The Sustainable Revolution: Driven By Supply Chain Technology
Alienation to Sustainability to Profitability
Rapid technological acceleration has created a small world where people can interact internationally nearly instantaneously. Some suggest that connection via the digital sphere creates an illusion of interconnection and, instead, causes distance and a lack of empathy. On the other hand, many people feel a thoughtful and empathetic connection to those they interact with digitally. Perhaps this is due to what avant-garde playwright Bertolt Brecht called the alienation effect (or distancing effect) in his drama. In Brecht’s plays, he made certain the audience never felt that his play was reality. For instance, he had actors run across the stage with banners extolling them not to be overcome by the emotion of the play. Brecht did not want the audience to be taken in by the false “reality” of the play because he wanted them to think. In a similar manner, the digital sphere may cause just enough distance from reality to allow the audience to more deeply consider their relationships with others.
The UN Brundtland Report defined sustainable development as “development that meets the needs of the present without compromising the ability of future generations to meet their own needs.” It holds then that when people really see each other as part of humanity, otherness breaks down. Consumers increasingly want to know if the products they are buying are sustainably made and if companies are treating workers in their production supply chain justly. Sustainability across all industries is necessary to sustain resources and create profit over the long term. Transparency in the production chain is beneficial to companies, so they can refine and optimize more sustainable processes. Companies ranging from film production to flower growing to healthcare, among many others, are considering how production can be both more sustainable and profitable.
Film to Flowers to Healthcare
Production in the mainstream film industry among the large studios is often built on unsustainable practices — with each project made mostly as a one-off, in isolation from all others, and heavily reliant on the labor of part-time laborers and independent contractors. But this model is beginning to transform precisely because of the technological rate of acceleration. Films no longer need huge budgets to pay for professional-quality equipment. The ease of transportation and the ability to work remotely allows greater flexibility in where films are made and who makes them. Smaller companies like BCDF Pictures are leaning into sustainable practices to care for the environment by reducing their carbon imprint, and because sustainability is profitable over time. By relying predominantly on solar power, maintaining an organic garden, and providing local housing for cast and crew during production, BCDF is able to save resources and increase efficiency. There is a tradition of Hollywood activism concerning environmental issues on a more global scale, but companies like BCDF are striving for sustainability in their own work.
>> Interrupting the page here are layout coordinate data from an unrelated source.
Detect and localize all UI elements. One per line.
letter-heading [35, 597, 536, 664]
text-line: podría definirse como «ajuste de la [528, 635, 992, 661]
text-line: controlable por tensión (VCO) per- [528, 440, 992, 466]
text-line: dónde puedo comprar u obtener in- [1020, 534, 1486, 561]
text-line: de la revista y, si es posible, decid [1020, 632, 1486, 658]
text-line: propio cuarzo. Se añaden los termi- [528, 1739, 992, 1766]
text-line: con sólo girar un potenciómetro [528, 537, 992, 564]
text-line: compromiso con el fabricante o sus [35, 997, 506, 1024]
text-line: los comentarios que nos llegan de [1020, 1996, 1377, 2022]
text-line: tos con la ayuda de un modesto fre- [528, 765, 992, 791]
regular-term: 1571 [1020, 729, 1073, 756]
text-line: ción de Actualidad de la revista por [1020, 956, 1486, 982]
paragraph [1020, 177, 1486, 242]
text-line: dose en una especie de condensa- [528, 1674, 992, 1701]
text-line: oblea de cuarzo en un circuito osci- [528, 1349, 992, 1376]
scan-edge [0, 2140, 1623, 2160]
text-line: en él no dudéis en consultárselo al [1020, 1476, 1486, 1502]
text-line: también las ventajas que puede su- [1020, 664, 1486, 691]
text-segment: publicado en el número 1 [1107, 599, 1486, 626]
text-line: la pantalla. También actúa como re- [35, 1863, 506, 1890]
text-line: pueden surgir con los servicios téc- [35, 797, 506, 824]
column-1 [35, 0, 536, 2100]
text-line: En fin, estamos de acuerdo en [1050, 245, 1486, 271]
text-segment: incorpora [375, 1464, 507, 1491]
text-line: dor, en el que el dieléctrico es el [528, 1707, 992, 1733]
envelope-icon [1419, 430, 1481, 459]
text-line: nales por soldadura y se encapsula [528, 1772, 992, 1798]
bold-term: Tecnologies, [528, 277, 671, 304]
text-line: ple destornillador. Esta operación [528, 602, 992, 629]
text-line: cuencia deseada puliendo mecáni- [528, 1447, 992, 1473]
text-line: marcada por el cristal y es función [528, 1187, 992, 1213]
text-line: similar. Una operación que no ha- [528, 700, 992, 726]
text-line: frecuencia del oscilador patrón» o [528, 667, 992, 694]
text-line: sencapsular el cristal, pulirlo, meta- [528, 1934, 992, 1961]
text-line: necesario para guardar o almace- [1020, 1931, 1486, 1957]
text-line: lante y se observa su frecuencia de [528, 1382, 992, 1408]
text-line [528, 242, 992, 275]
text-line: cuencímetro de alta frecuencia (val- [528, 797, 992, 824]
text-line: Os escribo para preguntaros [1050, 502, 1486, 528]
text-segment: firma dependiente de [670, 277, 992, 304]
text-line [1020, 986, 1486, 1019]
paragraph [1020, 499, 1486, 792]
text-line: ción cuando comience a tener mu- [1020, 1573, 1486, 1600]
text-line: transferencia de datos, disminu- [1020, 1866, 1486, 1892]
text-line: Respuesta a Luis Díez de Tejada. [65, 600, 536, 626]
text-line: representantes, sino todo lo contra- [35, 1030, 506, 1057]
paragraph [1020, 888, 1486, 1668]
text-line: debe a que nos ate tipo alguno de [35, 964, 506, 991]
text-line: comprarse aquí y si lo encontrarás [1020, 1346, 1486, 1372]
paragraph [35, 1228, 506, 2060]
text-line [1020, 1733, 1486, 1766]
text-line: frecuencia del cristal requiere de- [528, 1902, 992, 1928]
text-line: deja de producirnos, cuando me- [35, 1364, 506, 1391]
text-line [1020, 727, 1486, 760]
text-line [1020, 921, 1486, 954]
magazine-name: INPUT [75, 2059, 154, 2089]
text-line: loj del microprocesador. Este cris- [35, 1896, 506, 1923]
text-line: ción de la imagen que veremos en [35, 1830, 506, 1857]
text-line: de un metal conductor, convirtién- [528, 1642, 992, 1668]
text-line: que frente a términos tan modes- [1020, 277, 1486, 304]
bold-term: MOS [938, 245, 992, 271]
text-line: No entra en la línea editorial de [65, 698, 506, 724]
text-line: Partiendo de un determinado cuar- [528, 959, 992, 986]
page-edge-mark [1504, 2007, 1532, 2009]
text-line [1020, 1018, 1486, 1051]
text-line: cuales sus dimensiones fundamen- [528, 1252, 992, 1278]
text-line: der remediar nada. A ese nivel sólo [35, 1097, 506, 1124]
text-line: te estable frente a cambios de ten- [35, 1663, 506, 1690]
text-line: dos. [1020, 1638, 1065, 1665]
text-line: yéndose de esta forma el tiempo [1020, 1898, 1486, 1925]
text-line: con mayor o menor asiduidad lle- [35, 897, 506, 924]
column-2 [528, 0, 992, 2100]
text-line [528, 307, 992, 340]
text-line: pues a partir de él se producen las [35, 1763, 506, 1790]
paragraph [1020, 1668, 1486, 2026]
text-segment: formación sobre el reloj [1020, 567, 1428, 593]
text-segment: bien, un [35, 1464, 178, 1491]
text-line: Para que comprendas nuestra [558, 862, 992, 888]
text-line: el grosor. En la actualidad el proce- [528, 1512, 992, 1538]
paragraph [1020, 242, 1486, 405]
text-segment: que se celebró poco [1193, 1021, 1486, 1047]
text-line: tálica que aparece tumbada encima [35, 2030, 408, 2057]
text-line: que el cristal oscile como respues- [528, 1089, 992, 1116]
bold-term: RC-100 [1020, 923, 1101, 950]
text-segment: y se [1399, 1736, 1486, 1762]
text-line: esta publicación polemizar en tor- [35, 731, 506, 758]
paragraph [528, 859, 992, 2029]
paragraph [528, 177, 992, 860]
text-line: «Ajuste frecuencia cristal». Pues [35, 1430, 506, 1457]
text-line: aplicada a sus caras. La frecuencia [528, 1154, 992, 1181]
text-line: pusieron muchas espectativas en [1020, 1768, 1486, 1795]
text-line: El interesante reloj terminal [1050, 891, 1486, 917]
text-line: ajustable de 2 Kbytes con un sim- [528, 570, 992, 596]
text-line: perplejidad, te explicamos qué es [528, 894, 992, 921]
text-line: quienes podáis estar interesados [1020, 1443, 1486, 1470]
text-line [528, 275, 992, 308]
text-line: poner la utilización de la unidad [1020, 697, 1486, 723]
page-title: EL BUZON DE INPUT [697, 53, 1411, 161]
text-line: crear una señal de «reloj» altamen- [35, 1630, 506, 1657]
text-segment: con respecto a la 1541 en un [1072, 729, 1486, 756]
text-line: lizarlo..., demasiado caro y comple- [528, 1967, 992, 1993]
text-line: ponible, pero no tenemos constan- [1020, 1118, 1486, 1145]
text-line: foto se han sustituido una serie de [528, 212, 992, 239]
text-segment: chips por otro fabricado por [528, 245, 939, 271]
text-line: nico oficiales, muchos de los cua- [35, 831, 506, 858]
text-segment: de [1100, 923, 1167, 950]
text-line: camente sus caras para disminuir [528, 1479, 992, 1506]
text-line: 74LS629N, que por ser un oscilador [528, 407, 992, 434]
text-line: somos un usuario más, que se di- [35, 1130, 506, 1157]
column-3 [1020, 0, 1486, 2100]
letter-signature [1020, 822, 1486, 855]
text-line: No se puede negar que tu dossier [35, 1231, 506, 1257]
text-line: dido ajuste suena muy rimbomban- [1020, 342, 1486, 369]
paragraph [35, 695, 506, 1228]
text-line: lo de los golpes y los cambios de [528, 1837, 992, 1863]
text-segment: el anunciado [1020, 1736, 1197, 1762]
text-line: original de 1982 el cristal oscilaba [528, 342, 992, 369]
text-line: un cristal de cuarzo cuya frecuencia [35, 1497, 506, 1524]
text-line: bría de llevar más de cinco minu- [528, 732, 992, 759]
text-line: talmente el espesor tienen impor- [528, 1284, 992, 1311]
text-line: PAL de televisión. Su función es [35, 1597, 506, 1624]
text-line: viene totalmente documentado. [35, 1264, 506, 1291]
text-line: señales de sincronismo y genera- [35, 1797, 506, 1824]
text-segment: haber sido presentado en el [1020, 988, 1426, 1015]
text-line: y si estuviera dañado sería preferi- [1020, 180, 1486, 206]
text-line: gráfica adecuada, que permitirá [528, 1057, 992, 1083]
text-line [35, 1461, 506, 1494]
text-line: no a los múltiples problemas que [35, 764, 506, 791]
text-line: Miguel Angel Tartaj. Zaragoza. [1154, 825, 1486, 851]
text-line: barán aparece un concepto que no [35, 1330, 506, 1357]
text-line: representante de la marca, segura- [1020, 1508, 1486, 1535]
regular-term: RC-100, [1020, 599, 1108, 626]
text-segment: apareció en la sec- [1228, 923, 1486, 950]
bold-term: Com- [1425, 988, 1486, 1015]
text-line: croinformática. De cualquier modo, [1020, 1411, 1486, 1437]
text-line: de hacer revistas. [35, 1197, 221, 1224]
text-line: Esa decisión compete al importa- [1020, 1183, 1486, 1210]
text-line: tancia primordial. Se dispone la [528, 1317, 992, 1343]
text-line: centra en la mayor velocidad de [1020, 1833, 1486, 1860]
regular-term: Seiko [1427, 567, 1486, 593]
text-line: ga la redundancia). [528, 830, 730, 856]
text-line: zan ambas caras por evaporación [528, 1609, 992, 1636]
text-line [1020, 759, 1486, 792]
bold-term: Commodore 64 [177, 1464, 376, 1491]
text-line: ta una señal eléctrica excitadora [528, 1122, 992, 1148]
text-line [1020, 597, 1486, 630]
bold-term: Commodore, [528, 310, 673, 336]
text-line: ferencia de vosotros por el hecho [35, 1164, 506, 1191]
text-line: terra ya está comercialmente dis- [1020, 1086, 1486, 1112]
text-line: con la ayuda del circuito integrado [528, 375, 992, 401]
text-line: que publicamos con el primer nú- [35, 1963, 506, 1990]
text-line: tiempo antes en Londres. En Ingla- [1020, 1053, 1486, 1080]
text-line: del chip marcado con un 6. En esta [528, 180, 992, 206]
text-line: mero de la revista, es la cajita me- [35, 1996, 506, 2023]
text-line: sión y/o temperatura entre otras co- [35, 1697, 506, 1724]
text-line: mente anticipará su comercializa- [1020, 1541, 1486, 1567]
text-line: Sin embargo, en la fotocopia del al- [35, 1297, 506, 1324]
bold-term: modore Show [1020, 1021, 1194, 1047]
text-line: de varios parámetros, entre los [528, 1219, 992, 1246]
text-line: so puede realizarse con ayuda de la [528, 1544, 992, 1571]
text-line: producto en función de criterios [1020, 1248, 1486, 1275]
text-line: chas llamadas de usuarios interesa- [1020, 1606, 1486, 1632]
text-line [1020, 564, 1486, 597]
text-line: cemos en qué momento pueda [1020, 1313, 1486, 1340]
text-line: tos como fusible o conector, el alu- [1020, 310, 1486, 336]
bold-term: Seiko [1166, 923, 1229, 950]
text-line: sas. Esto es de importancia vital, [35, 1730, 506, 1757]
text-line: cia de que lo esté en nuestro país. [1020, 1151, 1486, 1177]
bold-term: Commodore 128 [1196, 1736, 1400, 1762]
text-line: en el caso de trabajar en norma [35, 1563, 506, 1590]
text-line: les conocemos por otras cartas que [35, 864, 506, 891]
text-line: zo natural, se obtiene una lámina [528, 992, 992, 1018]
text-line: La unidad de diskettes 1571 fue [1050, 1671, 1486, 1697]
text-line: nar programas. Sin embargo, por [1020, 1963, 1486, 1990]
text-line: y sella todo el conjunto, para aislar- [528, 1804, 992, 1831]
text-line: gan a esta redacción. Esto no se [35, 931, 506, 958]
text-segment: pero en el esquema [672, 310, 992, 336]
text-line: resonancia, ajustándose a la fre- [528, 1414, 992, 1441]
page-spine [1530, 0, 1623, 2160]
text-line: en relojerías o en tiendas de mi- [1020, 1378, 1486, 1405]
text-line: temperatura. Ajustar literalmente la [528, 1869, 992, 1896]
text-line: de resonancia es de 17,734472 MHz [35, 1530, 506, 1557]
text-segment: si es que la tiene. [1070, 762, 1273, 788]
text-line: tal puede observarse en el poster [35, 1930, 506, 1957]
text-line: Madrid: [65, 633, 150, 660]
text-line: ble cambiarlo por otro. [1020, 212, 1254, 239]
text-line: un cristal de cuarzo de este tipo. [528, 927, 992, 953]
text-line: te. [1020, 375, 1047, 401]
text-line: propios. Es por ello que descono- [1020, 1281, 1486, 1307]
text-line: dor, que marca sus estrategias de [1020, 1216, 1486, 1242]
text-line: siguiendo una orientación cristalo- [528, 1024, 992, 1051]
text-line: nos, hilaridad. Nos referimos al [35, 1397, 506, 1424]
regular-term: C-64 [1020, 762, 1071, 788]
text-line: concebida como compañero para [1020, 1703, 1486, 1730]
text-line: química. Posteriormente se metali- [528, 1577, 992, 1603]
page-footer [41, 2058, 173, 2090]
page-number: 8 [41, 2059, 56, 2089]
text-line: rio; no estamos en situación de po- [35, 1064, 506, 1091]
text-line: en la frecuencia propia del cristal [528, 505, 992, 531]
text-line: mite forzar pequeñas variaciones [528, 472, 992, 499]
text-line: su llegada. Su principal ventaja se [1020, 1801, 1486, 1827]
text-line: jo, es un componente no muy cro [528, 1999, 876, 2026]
Fostering a sustainable company mindset includes caring for workers/producers justly as part of the environment. Humanity and nature are interconnected and must be cared for accordingly. BloomsyBox is a farm-to-table company that provides flowers to customers directly from farmers in South America, Holland, Thailand, and California. Doing so cuts out the typical “middle man” which reduces cost and allows for more transparency in the supply chain. According to Juan Palacio, CEO of BloomsyBox, “Supply chain transparency is key to streamlining process and ensuring care for workers and the environment.” Therefore, developing technology to increase supply chain transparency is paramount.
Blockchain technology has amazing potential to establish transparency in industry supply chains. The blockchain is a peer-to-peer distributed ledger verification technology that allows for transactions without third party involvement. By eliminating the need for middlemen, industries can drastically improve efficiency of data sharing within supply chains. The chronological and distributed aspects of blockchain make it ideal for users to track constructive activity, yet difficult for malicious actors to alter records.
Nearly every industry can benefit from the increased transparency and efficiency provided by blockchain technology. The healthcare system has been a particularly fragmented supply chain, and service to patients has suffered because of a lack of transparency in medical records and inefficient communication channels between doctors, insurers, hospitals, and patients. Gem is a company using the blockchain to provide healthcare companies with clear communication, increased transparency, and information security in order to streamline services across the supply chain — all of which translates to better care for patients.
Gem can also apply their blockchain protocol to a variety of industry supply chains beyond healthcare to provide identity tracking, infrastructure for data exchange, and automation of workflow. Concerning sustaining environmental resources, a family of financial instruments backed by blockchain technology called the Carbon Impact Factor can help create systems that track and reward carbon efficiency. This ability promises to mitigate carbon impact on the environment, and can be applied to sustain other environmental resources.
The rate of technological acceleration has had negative consequences on the environment, yet also holds tremendous hope for problem solving. Our access to people all over the world has the potential for increased isolation, but also for thoughtful connection. It is imperative that humanity leans into constructive, empathetic uses of technology and the fostering of a sustainable mindset. Humanity and nature are connected so both must be thought of in terms of sustainability. An argument for sustainability simply makes good sense. A sustainable mindset for companies increases profit over time while caring for people and the environment.
Disclosure: Gem and BloomsyBox were previously clients of Melrose PR.